Betty Bodycheck (mB = 55 kg, vB = 22.0 km/h in the positive x-direction) and Sally Slasher (mS = 45 kg, vS = 28.0 km/h in the positive y-direction) are both racing to get to a hockey puck. Immediately after the collision, Betty is heading in a direction that is 76.0° counterclockwise from her original direction, and Sally is heading back and to her right in a direction that is 12.0° from the x-axis.

Question

Betty Bodycheck (mB = 55 kg, vB = 22.0 km/h in the positive x-direction) and Sally Slasher (mS = 45 kg, vS = 28.0 km/h in the positive y-direction) are both racing to get to a hockey puck. Immediately after the collision, Betty is heading in a direction that is 76.0° counterclockwise from her original direction, and Sally is heading back and to her right in a direction that is 12.0° from the x-axis.

What are Betty and Sally's final kinetic energies?

I got these:
V Betty = 5.51 m/s
V Sally = 5 . 99 m/s

I used the formula
k = 1/2 * m * v^2

I got these:

K Betty = 834.90 J
K sally = 807 J

I thought that i got the right answer but the book has the answer and it is Betty : 1.55kJ and Sally = 649 J

What is the correct answer?

I need to get the answer of the book

What I need to do?

Answer 1

55*22 = 1210 = 55 Vb cos 76+ 45 Vs cos 12

45*26 = 1260 = 55 Vb sin 76 - 45 Vs sin 12

1210 = 13.3 Vb + 44.0 Vs
1260 = 53.4 Vb - 9.36 Vs times 44/9.36

1210 = 13.3 Vb + 44.0 Vs
5922 = 251 Vb - 44.0 Vs
-------------------------
7132 = 264.3 Vb
Vb = 27 km/hr = 7.5 m/s humm, we disagree

Answer 2

Keb = (1/2)55 (7.5^2) = 1545 J = 1.55kJ

I agree with your book :)

Answer 3

Thanks man, you are awesome

Answer 4

To find the correct answer, let's go over the steps of the problem and recheck the calculations.

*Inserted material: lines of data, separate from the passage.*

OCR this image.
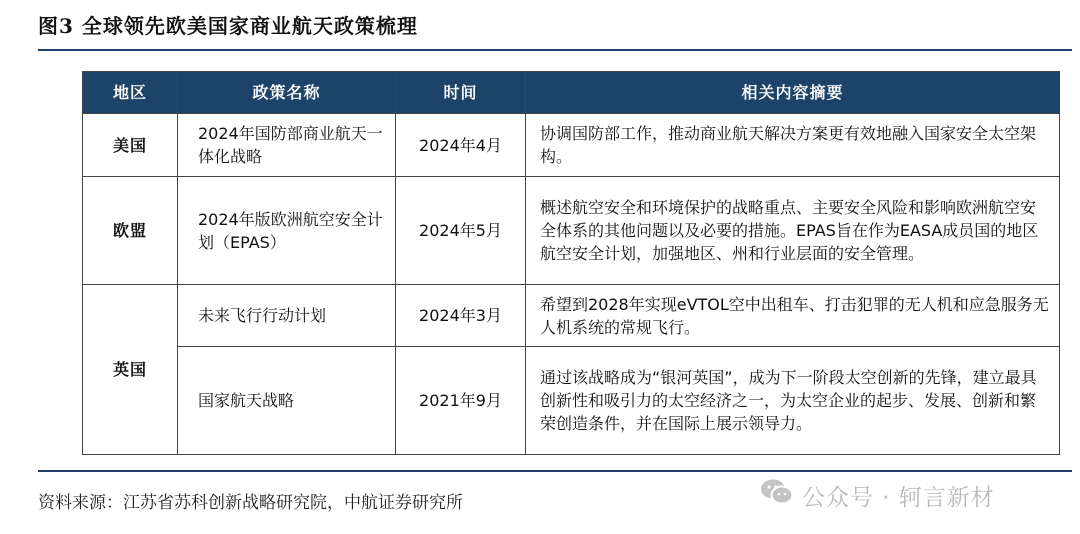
图3 全球领先欧美国家商业航天政策梳理
地区	政策名称	时间	相关内容摘要
美国	2024年国防部商业航天一体化战略	2024年4月	协调国防部工作，推动商业航天解决方案更有效地融入国家安全太空架构。
欧盟	2024年版欧洲航空安全计划（EPAS）	2024年5月	概述航空安全和环境保护的战略重点、主要安全风险和影响欧洲航空安全体系的其他问题以及必要的措施。EPAS旨在作为EASA成员国的地区航空安全计划，加强地区、州和行业层面的安全管理。
英国	未来飞行行动计划	2024年3月	希望到2028年实现eVTOL空中出租车、打击犯罪的无人机和应急服务无人机系统的常规飞行。
	国家航天战略	2021年9月	通过该战略成为“银河英国”，成为下一阶段太空创新的先锋，建立最具创新性和吸引力的太空经济之一，为太空企业的起步、发展、创新和繁荣创造条件，并在国际上展示领导力。
资料来源：江苏省苏科创新战略研究院，中航证券研究所	公众号 · 轲言新材
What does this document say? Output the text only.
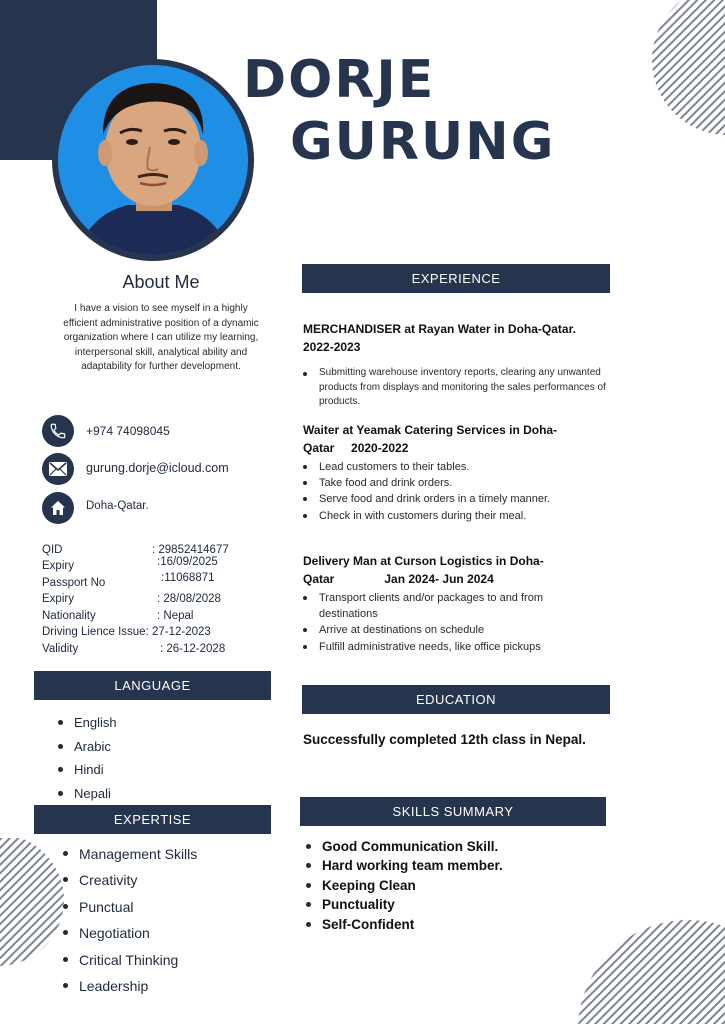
DORJE
GURUNG
About Me
I have a vision to see myself in a highly efficient administrative position of a dynamic organization where I can utilize my learning, interpersonal skill, analytical ability and adaptability for further development.
+974 74098045
gurung.dorje@icloud.com
Doha-Qatar.
QID	: 29852414677
Expiry	:16/09/2025
Passport No	:11068871
Expiry	: 28/08/2028
Nationality	: Nepal
Driving Lience Issue: 27-12-2023
Validity	: 26-12-2028
LANGUAGE
English
Arabic
Hindi
Nepali
EXPERTISE
Management Skills
Creativity
Punctual
Negotiation
Critical Thinking
Leadership
EXPERIENCE
MERCHANDISER at Rayan Water in Doha-Qatar.
2022-2023
Submitting warehouse inventory reports, clearing any unwanted products from displays and monitoring the sales performances of products.
Waiter at Yeamak Catering Services in Doha-
Qatar     2020-2022
Lead customers to their tables.
Take food and drink orders.
Serve food and drink orders in a timely manner.
Check in with customers during their meal.
Delivery Man at Curson Logistics in Doha-
Qatar               Jan 2024- Jun 2024
Transport clients and/or packages to and from destinations
Arrive at destinations on schedule
Fulfill administrative needs, like office pickups
EDUCATION
Successfully completed 12th class in Nepal.
SKILLS SUMMARY
Good Communication Skill.
Hard working team member.
Keeping Clean
Punctuality
Self-Confident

First, let's calculate the final velocities of Betty and Sally after the collision.

Given:
mBetty = 55 kg
vBetty = 22.0 km/h = 22.0 * (1000/3600) m/s (convert km/h to m/s)
mSally = 45 kg
vSally = 28.0 km/h = 28.0 * (1000/3600) m/s (convert km/h to m/s)

We can find the components of their velocities in the x and y directions:

vxBetty = vBetty * cos(76.0°) (since 76.0° counterclockwise from the x-direction)
vyBetty = vBetty * sin(76.0°)

vxSally = vSally * cos(12.0°) (since 12.0° from the x-axis)
vySally = vSally * sin(12.0°)

Next, let's use the law of conservation of momentum to find the final velocities:

Initial momentum in the x direction = Final momentum in the x direction
mBetty * vBetty = mBetty * vxBetty + mSally * vxSally

From this equation, we can solve for vxBetty.

Similarly, the initial momentum in the y direction equals the final momentum in the y direction, so we have:

mBetty * 0 + mSally * vSally = mBetty * vyBetty + mSally * vySally

From this equation, we can solve for vyBetty.

Now that we have the components of Betty's velocity, we can calculate her final overall velocity:

vBetty (final) = sqrt(vxBetty^2 + vyBetty^2)

Finally, we can calculate the final kinetic energy for both Betty and Sally using the formula:

K = 1/2 * m * v^2

where m is the mass and v is the velocity.

With these steps, go ahead and recalculate the final velocities and kinetic energies for Betty and Sally and compare them to the book's answer.